Item-Based Collaborative Filtering

This is based on the article linked below by Muffaddal Qutbuddin.

https://towardsdatascience.com/comprehensive-guide-on-item-based-recommendation-systems-d67e40e2b75d

The data set in this exercise has 20 users and 20 movies.

data <- read_excel('IBCF - Movie Ratings.xlsx')

Ratings of 20 Movies by 20 Users

Please refer to the article above to download this sample data set.

Adjust Movie Ratings

Adjust movie ratings by subtracting user’s average rating from every rating for that user. This adjusts for user-bias.

## create a copy of rating dataframe
data.adjusted <-data[FALSE,]

#myrating <- as.numeric(data[1,-1])
#mean(myrating[myrating!=0], na.rm = TRUE)

##normalize user rating
for (u in 1:nrow(data)) {
  #get rating of the user for each item
  ratings <-as.numeric(data[u,-1])
  #calculate average rating
  meanAvg <- mean(ratings[ratings!=0], na.rm=TRUE)

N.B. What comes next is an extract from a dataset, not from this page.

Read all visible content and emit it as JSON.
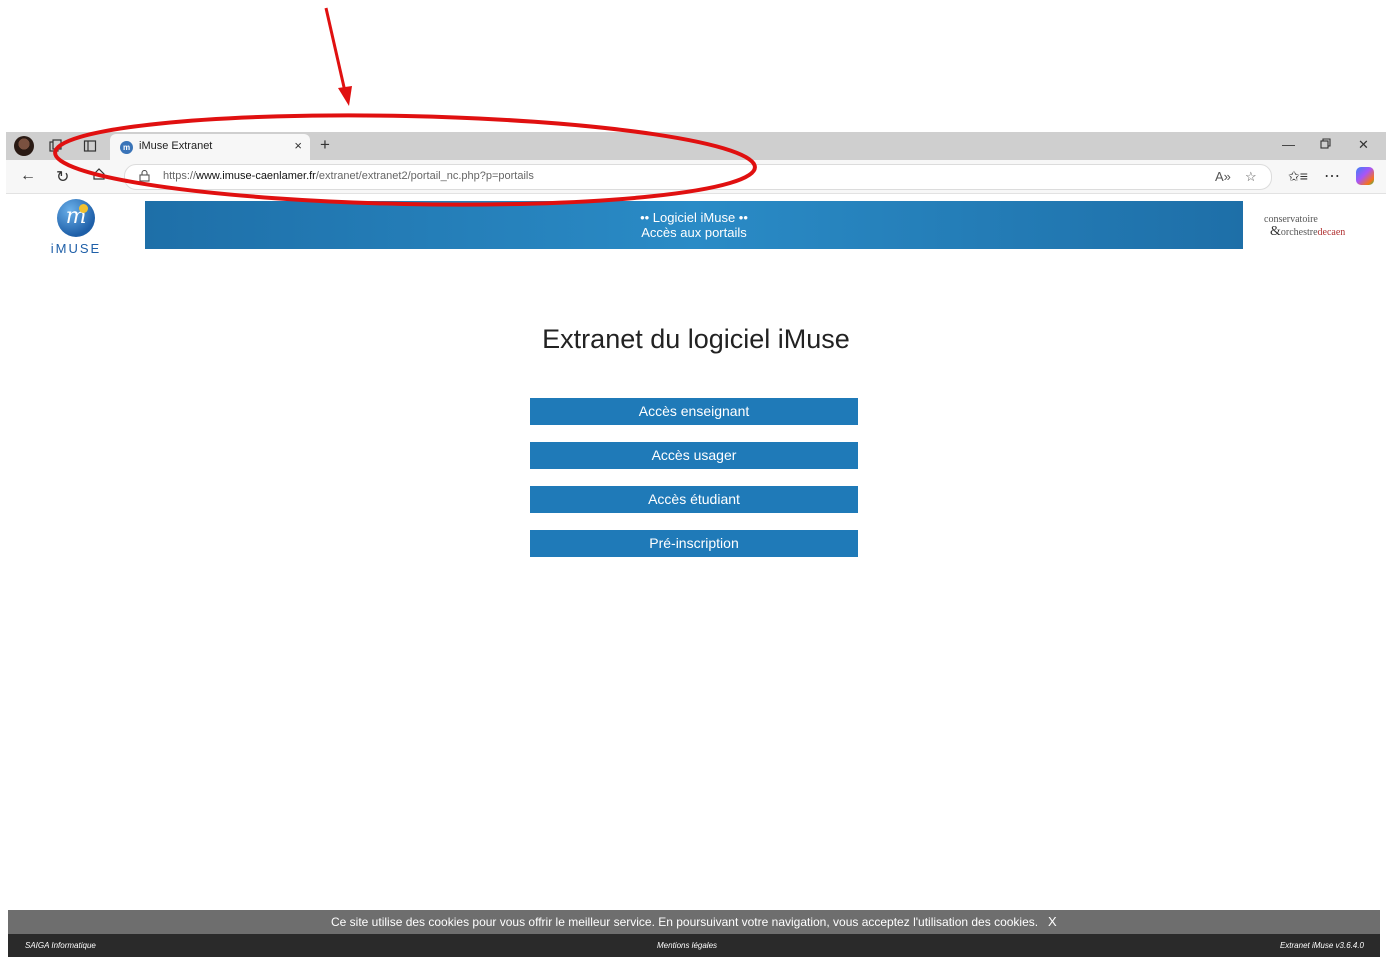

#iterate each user ratings.
# we start with 2nd column as first column is user id
  for (j in 2:ncol(data)) {
    #store user id in normalized dataframe
    data.adjusted[u,1]<-data[u,1]

    #store zero incase of no rating
    if(data[u,j]==0 | is.na(data[u,j])){
      data.adjusted[u,j] <- 0
    }
    #subtract user's item rating with average rating.
    else{
      data.adjusted[u,j] <- data[u,j] - meanAvg
    }
  }
}

Preview Adjusted Ratings

Create data.ibs and data.adjusted.ibs data frames without User column. Replace zero ratings with NA in data data frame.

data.ibs<-data[,-1]
data.adjusted.ibs<-data.adjusted[,-1]
data[data==0] <- NA
data.ibs[data.ibs==0] <- NA

Build Similarity Matrix

Create function calCosine to calculate cosine similarity.

The function defined below is based on this formula.

NOTE: this function was modified so that it is consistent with the formula above. The denominator should use the adjusted ratings as well. This was not the case with the original function.

#function to calculate cosine similarity
calCosine <- function(`r_i_adj`, `r_j_adj`)
{
  return(sum(r_i_adj*r_j_adj) / (sqrt(sum(r_i_adj*r_i_adj)) * sqrt(sum(r_j_adj*r_j_adj))))
}
#create an emptry table to store similarity
data.ibs.similarity <- read.table(text = "",
                                  colClasses = rep(c('numeric'),ncol(data.adjusted.ibs)),
                                  col.names = c('items',colnames(data.adjusted.ibs)),
                                  check.names=FALSE)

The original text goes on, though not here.